Abstract

The paper presents an in depth assessment of different similarity laws for the mean velocity profile in zero pressure gradient (ZPG) turbulent boundary layers (TBL's) in comparison with mostly experimental and few computational data. The emphasis is on the descriptions which are complete in the sense that a full representation of the mean velocity profile, its streamwise evolution and all integral parameters, including the friction factor and the shape factor, are provided as a function of Reynolds number. The first such complete description is the classical two-layer theory with its characteristic logarithmic mean velocity profile in the region where the two layers overlap, henceforth referred to as the "log law." The main alternative scalings which have been proposed over the last decade have led to power law descriptions of the turbulent mean velocity profile. Since the different descriptions were calibrated with different data sets, the controversy over the relative merits of the different approaches has lingered on. The purpose of the present paper is to measure the principal competing theories against the same vast data set of more than 300 mean velocity profiles from more than twenty different sources.

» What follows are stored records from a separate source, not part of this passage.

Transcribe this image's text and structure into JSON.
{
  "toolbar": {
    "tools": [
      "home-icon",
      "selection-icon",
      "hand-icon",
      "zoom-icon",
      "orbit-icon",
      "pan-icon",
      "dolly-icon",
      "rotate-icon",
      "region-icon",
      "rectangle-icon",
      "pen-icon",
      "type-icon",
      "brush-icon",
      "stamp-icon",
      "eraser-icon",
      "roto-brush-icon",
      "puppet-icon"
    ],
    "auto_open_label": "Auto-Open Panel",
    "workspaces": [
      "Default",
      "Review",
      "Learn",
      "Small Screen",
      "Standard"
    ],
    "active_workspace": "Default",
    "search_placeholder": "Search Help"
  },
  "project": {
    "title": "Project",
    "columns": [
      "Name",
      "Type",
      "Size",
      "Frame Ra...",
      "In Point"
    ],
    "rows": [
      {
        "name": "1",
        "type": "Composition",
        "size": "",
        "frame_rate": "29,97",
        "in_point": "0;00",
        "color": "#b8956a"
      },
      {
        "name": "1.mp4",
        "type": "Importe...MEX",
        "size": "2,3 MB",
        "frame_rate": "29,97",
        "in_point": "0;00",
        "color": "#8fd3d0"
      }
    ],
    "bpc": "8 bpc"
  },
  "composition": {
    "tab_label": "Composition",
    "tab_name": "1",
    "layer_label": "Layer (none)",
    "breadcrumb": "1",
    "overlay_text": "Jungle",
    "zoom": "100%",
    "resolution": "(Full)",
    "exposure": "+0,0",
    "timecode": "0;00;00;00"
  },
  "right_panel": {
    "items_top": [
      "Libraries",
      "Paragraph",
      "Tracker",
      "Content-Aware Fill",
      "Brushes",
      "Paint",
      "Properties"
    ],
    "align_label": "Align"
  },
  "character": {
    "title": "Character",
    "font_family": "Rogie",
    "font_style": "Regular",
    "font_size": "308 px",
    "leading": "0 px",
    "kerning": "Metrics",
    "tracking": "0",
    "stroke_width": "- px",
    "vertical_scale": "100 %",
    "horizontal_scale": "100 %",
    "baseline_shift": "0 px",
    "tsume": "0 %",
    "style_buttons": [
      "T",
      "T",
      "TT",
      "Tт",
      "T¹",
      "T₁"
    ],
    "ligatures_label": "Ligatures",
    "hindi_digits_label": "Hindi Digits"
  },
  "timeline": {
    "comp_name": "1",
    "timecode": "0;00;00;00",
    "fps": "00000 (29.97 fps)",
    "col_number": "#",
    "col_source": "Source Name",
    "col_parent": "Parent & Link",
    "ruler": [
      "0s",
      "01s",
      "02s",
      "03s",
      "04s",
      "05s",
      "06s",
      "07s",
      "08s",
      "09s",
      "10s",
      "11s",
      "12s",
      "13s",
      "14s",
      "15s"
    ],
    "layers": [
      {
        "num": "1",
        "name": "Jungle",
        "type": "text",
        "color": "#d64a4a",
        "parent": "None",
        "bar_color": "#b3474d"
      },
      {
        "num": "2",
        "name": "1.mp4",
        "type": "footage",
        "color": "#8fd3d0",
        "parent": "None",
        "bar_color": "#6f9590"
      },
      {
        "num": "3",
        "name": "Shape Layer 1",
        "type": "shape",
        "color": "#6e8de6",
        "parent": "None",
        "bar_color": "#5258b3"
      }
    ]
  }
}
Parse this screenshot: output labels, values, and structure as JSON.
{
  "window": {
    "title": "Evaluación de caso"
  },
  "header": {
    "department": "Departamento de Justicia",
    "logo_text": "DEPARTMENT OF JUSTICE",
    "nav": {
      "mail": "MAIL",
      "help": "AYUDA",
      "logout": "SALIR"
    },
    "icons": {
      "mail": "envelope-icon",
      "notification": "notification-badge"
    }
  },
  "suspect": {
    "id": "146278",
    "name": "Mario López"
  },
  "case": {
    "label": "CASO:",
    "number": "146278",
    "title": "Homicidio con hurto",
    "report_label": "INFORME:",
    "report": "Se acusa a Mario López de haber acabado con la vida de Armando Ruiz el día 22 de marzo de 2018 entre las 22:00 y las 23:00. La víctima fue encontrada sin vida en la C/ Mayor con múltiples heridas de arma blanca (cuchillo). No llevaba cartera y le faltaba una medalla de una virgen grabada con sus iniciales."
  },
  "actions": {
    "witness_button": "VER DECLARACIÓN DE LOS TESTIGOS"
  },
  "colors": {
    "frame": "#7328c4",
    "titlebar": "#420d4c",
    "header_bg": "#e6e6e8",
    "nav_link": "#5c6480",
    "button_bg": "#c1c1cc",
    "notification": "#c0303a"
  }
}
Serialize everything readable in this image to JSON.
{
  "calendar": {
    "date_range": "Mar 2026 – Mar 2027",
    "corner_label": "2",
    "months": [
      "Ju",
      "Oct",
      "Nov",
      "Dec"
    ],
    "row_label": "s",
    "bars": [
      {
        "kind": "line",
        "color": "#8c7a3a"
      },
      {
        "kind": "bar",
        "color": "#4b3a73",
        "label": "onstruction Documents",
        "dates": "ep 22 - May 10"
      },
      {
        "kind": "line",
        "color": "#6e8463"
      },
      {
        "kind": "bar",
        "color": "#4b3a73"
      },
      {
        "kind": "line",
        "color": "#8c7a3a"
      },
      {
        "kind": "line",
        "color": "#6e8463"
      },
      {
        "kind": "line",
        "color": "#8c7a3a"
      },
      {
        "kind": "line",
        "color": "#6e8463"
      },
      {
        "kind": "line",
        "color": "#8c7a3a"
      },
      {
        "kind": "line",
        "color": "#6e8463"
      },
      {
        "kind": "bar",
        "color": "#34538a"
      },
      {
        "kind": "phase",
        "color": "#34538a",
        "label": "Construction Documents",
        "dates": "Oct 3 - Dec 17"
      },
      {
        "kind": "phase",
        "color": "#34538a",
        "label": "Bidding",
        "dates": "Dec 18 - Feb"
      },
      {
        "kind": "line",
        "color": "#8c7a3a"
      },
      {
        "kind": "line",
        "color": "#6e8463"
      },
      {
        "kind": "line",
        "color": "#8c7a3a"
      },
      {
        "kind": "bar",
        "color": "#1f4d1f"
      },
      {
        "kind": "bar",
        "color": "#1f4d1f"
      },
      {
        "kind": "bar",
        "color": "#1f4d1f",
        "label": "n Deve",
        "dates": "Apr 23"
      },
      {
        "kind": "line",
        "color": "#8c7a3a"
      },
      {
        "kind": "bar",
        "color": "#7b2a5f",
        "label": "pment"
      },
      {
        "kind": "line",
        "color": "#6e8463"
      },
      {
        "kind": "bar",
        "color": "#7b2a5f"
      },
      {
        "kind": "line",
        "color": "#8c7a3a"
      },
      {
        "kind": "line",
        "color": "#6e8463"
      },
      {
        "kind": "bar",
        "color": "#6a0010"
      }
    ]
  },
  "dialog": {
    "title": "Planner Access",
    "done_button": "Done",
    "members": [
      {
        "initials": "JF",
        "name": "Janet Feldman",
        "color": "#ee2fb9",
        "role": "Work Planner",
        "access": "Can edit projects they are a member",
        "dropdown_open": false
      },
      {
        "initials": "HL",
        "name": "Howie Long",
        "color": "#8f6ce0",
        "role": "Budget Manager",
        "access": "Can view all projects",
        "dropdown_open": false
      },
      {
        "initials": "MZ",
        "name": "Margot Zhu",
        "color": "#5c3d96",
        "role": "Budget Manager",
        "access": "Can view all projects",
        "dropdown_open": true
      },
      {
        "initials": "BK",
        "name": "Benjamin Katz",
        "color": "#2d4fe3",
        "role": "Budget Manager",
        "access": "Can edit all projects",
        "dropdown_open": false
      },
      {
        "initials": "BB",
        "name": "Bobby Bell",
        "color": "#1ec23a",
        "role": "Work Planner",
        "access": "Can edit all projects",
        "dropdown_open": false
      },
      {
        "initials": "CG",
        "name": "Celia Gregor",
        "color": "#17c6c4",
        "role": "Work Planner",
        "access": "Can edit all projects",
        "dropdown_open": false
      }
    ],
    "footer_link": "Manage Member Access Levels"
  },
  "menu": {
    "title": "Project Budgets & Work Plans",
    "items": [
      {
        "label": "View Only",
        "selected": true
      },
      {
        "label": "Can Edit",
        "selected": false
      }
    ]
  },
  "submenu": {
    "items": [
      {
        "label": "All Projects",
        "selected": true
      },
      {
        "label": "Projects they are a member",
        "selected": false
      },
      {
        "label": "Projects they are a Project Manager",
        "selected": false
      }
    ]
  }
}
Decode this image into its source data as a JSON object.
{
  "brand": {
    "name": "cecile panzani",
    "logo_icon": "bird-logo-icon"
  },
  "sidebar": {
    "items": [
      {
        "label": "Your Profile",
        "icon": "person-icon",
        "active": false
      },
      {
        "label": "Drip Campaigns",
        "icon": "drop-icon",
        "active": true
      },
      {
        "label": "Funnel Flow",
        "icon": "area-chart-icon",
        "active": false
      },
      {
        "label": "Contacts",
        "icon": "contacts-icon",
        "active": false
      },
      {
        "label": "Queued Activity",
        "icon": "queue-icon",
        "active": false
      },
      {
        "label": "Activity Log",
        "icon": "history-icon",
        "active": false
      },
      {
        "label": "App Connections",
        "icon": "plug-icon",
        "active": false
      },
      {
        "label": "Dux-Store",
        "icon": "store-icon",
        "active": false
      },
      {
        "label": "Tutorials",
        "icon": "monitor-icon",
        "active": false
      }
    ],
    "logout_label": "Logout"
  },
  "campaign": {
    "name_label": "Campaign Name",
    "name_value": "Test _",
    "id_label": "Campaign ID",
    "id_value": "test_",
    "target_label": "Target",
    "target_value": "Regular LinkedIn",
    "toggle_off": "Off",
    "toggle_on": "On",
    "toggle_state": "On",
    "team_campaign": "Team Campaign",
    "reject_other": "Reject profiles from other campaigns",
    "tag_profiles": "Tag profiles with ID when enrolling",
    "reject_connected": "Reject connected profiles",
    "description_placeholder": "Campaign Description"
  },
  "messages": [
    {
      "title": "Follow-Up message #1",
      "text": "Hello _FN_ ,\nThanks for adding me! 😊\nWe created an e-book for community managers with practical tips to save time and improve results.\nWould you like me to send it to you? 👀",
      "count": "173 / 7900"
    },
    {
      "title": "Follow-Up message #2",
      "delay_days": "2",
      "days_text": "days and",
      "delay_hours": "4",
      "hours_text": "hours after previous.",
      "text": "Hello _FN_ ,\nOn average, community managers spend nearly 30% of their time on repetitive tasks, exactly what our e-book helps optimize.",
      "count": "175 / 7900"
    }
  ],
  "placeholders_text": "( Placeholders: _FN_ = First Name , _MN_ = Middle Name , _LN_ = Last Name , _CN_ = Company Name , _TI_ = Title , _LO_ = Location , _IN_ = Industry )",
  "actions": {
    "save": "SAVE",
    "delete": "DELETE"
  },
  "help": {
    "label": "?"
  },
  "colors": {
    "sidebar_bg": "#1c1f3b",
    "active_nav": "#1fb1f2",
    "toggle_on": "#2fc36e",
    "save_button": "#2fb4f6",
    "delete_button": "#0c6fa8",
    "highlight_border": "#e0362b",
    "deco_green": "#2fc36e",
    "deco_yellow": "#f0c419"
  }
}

The results confirm the conclusions of numerous authors that the log law provides a fully self-consistent and accurate description of all the mean quantities and demonstrates conclusively that the same cannot be achieved by the competing power law theories. Along the way, it is also argued that the traditional description of the outer velocity profile in terms of a wall-normal coordinate normalized to unity at a hypothetical boundary layer "edge" delta and a "wake parameter" Pi is not robust with respect to the fit of the outer velicity profile and should therefore not be used in theoretical arguments. (C) 2008 American Institute of Physics.